We Meet At Dusk introduces artworks that questions and challenges the idea of time. The mediation program following the exhibition also suggests a change of pace and to take a contemplative seat, through reading sessions, gatherings at dusk, film screenings and tuning in to radio broadcasts. As we wait for the sun to go down, the audience is invited to step out of traditional time structures.
Curated by Scott Elliott and Daniela Ramos Arias
ARTISTS
NICHOLAS GRAFIA & MIKOŁAJ SOBCZAK
Nicholas Grafia & Mikołaj Sobczak render public scenarios and site-specific situations, in which figures such as vampires, zombies, witches and healers are used as narrative and visual vehicles, in order to relate characteristics and stigmas attached to them to modern societies and their hostile ways of politically and socially alienating certain parts of their respective demographics. Their work pushes against the homogeneity often associated with folk horror tales and acknowledges the diversity of a migratory, contemporary world as the work re-appropriates folk tales within a global and queer perspective.

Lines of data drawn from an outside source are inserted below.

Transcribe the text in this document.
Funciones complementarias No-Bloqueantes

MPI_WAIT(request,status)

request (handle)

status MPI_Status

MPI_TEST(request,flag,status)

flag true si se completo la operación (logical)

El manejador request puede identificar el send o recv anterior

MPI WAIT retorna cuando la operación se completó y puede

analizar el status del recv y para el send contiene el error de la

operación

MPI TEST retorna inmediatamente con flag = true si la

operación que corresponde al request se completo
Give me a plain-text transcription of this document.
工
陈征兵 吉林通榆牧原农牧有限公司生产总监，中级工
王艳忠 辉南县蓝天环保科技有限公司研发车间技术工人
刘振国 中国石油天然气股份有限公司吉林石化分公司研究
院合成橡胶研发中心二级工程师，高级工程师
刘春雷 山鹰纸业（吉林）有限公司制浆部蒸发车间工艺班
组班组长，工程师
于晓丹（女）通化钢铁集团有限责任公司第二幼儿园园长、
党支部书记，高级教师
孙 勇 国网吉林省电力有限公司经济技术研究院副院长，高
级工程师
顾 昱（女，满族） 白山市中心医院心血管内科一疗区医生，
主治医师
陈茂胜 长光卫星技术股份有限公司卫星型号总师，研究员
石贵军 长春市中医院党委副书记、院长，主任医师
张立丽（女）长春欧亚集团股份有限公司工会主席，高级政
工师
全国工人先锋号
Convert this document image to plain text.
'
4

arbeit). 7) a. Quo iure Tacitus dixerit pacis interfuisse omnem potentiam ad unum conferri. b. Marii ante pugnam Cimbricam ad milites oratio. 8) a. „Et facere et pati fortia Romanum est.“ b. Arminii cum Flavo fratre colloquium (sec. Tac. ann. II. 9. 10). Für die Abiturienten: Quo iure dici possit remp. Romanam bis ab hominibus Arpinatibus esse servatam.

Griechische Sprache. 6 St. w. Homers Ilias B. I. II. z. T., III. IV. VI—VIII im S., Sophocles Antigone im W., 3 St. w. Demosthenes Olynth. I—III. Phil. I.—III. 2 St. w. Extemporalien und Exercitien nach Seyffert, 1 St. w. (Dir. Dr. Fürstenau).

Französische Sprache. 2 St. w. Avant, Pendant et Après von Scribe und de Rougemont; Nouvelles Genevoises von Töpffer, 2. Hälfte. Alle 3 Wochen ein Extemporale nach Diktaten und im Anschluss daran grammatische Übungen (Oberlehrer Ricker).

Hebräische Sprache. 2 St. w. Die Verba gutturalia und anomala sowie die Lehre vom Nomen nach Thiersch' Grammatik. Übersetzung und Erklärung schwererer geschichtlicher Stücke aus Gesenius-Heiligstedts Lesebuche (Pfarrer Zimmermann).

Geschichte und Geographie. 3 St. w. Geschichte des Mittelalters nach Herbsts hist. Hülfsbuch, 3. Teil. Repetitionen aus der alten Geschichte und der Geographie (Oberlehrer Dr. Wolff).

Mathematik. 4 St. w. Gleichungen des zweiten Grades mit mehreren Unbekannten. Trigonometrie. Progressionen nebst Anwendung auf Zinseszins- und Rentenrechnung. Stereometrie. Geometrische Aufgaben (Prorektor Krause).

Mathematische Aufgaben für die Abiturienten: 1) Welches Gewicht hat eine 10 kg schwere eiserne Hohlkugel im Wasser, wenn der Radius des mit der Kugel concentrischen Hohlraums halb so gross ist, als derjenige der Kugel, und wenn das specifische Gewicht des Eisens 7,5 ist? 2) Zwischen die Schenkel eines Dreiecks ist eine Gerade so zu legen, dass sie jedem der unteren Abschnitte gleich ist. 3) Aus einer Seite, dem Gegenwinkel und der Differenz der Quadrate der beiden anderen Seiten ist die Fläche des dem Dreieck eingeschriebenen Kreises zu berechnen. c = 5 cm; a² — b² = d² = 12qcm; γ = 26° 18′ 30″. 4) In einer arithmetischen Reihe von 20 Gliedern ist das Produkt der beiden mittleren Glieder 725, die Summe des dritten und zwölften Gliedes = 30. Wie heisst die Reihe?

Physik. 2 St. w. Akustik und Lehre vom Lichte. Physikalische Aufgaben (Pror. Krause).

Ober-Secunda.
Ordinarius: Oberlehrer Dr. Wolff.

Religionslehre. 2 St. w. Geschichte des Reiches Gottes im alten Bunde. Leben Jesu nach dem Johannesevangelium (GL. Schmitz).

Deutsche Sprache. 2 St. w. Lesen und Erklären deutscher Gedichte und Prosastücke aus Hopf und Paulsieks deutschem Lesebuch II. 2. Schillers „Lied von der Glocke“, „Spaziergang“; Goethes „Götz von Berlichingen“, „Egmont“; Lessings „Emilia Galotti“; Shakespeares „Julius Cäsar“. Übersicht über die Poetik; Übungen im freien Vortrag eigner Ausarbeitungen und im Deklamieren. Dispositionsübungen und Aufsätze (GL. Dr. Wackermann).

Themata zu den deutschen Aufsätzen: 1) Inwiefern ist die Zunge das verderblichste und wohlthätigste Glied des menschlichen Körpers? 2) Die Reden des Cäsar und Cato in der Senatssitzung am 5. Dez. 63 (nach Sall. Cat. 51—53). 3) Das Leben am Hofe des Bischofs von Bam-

Nicholas Grafia & Mikołaj Sobczak’s work It’s 10PM. Do you know where your children are? will take place at Landmark, Bergen Kunsthall on March 27th at 20:00.
EIRIK FALCKNER
Eirik Fackner’s work plays on the fear of the unknown, what one imagines can exist in the depths of the ocean and in space. A recurring theme in Falckner’s practice is a sense of transience, as a human being in the face of the powerful and prehistoric nature that forms our basis of life. In this exhibition, Falckner presents two sculptures that have been taken over by beehives, along with one larger monolith ceramic piece with a tentacular presence. These almost parasitic pieces are preoccupied by what seeds are taking root, how the hive is developing and less by the rush of peripheral noise or urgency other than that of the pace bees.
RASMUS MYRUP
Rasmus Myrup’s work is a synthesis of the big and the small. Informed by our evolutionary history and our belonging to the natural world, he investigates the arc of humanity’s natural roots in the context of personal human emotions and relations. For Hordaland Kunstsenter, Myrup has constructed a site-specific work that positions nature as a stage and congregation point for different temporalities, modes of exchange that encourage a different pace or perspective shift, one that glitches with human interference.
KJERSTI SUNDLAND
Kjersti Sundland works within a collaborative and research based methodology. Inspired by feminist philosophies, Sundland explores through video, live performances and time-based installations how the history of technology and occult practices are intertwined and influence our conceptions of gender. Sundland’s work presented here speaks to the idea that ghosts or hauntings are recordings embedded within spaces, transmissions that parasite or activate works in different states. Rational language becomes more of a blueprint, but allows for neurological mechanisms behind the process of visions and dreams to emerge.